Justice Alexander, however, strongly dissented, arguing that the Court had abandoned earlier precedent, including a “totality of the circumstances” test, and essentially created a prophylactic rule, while professing to avoid one. Id. ¶ 19. He argued that reliance on representations by counsel regarding a “waiver of critical rights” was consistent with federal precedent, and that the Court could have “remanded for findings to learn the totality of the circumstances of what Hill knew and what he was advised by counsel and others regarding the risks and consequences of self-representation.” Id. ¶ 41.

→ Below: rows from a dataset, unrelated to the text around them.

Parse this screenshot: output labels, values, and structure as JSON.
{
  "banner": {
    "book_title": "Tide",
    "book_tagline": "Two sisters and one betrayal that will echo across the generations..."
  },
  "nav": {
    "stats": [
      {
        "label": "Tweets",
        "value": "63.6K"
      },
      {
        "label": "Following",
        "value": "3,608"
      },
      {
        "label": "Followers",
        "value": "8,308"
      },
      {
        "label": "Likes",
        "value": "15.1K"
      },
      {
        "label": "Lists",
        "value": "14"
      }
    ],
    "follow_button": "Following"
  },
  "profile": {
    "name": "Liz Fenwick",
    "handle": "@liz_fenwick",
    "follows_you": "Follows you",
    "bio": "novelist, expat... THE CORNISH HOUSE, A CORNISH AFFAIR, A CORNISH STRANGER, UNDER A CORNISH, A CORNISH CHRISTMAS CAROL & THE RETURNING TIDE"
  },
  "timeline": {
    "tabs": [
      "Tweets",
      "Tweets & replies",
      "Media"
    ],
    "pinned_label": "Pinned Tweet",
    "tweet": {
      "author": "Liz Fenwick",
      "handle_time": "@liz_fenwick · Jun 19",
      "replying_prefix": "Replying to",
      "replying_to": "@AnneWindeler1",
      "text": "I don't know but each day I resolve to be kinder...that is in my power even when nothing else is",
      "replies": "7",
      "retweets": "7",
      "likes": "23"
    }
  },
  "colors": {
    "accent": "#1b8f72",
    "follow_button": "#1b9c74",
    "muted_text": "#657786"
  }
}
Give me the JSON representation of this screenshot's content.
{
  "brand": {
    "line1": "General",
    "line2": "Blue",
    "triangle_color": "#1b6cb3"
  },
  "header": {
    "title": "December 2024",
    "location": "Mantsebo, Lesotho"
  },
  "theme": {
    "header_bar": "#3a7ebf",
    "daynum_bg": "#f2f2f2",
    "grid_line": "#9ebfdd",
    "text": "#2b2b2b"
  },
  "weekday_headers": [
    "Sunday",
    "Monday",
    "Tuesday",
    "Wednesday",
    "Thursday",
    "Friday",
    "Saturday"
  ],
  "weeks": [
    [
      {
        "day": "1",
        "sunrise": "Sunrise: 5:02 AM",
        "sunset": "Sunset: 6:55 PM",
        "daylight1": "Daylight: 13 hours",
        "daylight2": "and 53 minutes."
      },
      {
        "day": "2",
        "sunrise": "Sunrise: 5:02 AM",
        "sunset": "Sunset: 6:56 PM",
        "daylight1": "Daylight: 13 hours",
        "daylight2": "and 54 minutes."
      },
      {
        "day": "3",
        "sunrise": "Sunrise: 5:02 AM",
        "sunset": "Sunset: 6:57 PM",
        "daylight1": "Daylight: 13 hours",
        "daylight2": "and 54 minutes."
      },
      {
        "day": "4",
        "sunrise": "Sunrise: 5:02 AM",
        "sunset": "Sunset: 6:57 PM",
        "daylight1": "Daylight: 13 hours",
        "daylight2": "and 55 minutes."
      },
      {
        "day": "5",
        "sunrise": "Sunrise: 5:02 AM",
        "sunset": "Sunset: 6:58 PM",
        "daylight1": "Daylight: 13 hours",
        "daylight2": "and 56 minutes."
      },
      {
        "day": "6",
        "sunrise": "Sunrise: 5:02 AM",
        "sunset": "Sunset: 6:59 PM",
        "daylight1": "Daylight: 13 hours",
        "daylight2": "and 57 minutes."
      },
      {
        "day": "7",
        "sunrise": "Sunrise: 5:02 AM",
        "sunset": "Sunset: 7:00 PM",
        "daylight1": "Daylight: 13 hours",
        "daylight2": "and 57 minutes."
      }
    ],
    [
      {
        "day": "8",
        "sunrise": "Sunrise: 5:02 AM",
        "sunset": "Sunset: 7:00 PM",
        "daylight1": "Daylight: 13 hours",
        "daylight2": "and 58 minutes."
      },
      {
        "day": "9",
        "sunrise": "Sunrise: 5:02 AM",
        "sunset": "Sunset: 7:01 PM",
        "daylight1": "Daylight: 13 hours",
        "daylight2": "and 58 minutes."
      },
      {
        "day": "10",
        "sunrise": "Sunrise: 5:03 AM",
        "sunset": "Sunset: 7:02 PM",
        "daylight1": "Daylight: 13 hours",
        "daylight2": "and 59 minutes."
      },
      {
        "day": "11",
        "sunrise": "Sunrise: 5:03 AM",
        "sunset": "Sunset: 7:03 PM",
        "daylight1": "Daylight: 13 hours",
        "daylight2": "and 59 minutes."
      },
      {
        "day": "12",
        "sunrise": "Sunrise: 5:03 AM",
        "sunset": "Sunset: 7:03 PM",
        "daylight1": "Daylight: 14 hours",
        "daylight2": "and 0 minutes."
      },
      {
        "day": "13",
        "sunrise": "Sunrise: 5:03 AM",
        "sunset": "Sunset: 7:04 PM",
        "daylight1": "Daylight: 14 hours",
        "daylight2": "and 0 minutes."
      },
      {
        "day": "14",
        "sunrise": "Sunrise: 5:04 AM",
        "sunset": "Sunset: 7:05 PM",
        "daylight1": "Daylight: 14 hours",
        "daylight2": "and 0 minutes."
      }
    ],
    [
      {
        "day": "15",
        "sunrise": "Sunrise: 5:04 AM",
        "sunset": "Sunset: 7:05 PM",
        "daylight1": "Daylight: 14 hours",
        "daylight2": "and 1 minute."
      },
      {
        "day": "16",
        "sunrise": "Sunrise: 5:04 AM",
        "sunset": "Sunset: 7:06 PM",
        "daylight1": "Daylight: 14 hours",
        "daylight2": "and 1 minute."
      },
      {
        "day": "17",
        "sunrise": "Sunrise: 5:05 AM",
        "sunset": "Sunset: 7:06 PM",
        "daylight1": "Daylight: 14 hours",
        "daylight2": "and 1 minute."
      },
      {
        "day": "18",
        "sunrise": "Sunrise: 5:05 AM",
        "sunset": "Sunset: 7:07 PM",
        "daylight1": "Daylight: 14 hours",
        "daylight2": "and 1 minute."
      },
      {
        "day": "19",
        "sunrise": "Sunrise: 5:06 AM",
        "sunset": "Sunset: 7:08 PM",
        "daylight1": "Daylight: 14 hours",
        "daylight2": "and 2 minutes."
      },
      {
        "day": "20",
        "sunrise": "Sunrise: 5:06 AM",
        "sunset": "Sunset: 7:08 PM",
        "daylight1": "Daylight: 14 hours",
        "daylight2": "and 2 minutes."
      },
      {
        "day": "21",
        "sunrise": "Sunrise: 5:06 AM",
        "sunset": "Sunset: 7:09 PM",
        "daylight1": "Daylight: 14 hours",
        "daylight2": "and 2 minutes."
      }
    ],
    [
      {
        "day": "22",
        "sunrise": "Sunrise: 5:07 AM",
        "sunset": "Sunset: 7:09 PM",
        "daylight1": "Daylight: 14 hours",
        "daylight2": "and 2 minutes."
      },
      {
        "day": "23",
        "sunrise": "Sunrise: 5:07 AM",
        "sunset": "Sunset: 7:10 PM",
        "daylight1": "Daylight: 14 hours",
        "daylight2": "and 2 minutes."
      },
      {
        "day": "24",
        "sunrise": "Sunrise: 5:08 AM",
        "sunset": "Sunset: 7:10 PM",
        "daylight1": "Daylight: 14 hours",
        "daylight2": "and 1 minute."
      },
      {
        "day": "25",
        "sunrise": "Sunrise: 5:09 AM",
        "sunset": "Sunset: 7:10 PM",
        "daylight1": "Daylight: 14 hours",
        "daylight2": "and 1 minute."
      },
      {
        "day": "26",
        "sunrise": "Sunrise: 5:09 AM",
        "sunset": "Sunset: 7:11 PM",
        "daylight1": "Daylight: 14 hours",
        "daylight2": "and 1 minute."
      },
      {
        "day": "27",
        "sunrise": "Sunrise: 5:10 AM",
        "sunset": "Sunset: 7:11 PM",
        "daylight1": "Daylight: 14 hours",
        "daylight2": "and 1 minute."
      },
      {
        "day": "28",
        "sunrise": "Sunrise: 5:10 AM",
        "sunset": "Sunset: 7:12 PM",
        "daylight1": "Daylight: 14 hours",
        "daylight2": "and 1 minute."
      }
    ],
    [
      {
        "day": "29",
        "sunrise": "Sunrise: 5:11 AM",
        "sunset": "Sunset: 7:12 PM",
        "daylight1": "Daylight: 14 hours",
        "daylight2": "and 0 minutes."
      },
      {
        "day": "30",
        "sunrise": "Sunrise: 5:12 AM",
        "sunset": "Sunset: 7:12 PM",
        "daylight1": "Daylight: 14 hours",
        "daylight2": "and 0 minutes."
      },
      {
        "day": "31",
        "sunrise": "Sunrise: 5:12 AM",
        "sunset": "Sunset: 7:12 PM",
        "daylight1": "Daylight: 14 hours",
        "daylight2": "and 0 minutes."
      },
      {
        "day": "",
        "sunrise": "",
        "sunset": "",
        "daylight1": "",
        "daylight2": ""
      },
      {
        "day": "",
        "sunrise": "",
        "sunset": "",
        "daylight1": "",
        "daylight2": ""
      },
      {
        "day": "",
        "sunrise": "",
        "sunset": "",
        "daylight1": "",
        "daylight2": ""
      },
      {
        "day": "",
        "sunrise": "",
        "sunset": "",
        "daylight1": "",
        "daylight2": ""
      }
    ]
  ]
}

In particular, Justice Alexander’s dissent raised one valid criticism and missed the mark with another. First, he argued that the Court had put in place new boundaries of inquiry into the record. The Law Court did seem to institute a new limit to the Court’s inquiry when determining whether a voluntary, knowing, and intelligent waiver was made, in stating that “review of a court’s acceptance of a defendant’s waiver of counsel ordinarily begins and ends with the record of the court’s colloquy.” Id. ¶ 8. This language was not present in previous waiver cases, including Watson, on which the majority relied heavily in analysis. It would therefore appear that this is a new rule concerning the breadth of inquiry into validity of a waiver.

Second, Justice Alexander argued that even when a Faretta warning is imperfect, the Law Court is able to find a valid waiver if the defendant is fully aware of the disadvantages of pro se representation. Id. ¶ 30. However, this is a misrepresentation of the standards the Law Court has established. The warnings are in place precisely to guarantee that the defendant is making the waiver “with eyes open.” Id. ¶ 7. Critics have argued the policy for and against allowing self-representation at criminal trials for many years: some claim that pro se representation in criminal cases gums up proceedings, while others assert that the acceptance of waivers of the right to counsel harms funding for legal resources for indigents. See John F. Decker, The Sixth Amendment Right to Shoot Oneself in the Foot: An Assessment of the Guarantee of Self-Representation Twenty Years After Faretta, 6 Seton Hall Const. L.J. 483, 485 (1996) (“As a consequence of Faretta there are ‘trials’ in courts throughout the country that make a mockery of justice and disrupt courtroom procedure.”); Zachary L. Heiden, Too Low a Price: Waiver and the Right to Counsel, 62 Me. L. Rev. 488, 490 (2010) (“The acceptance of easy waivers today means that there will never be money tomorrow to provide court-appointed counsel to defendants . . . .”). By requiring that the trial record explicitly evidence a colloquy between a defendant and a judge that establishes the factors as outlined in Watson, the Law Court allows flexibility in the judge’s actual words to a defendant electing to proceed pro se, but guarantees that the Court is able to make a proper assessment of whether a defendant has made that election knowingly and intelligently.

Many agree, whatever the reason, that allowing a defendant to waive his or her right to counsel benefits neither litigants nor the courts. Heiden, at 495, 499. The Law Court’s holding in State v. Hill confirms that Maine’s justice system is dedicated to upholding the right to counsel, which benefits Maine’s defendants, and Maine’s courts.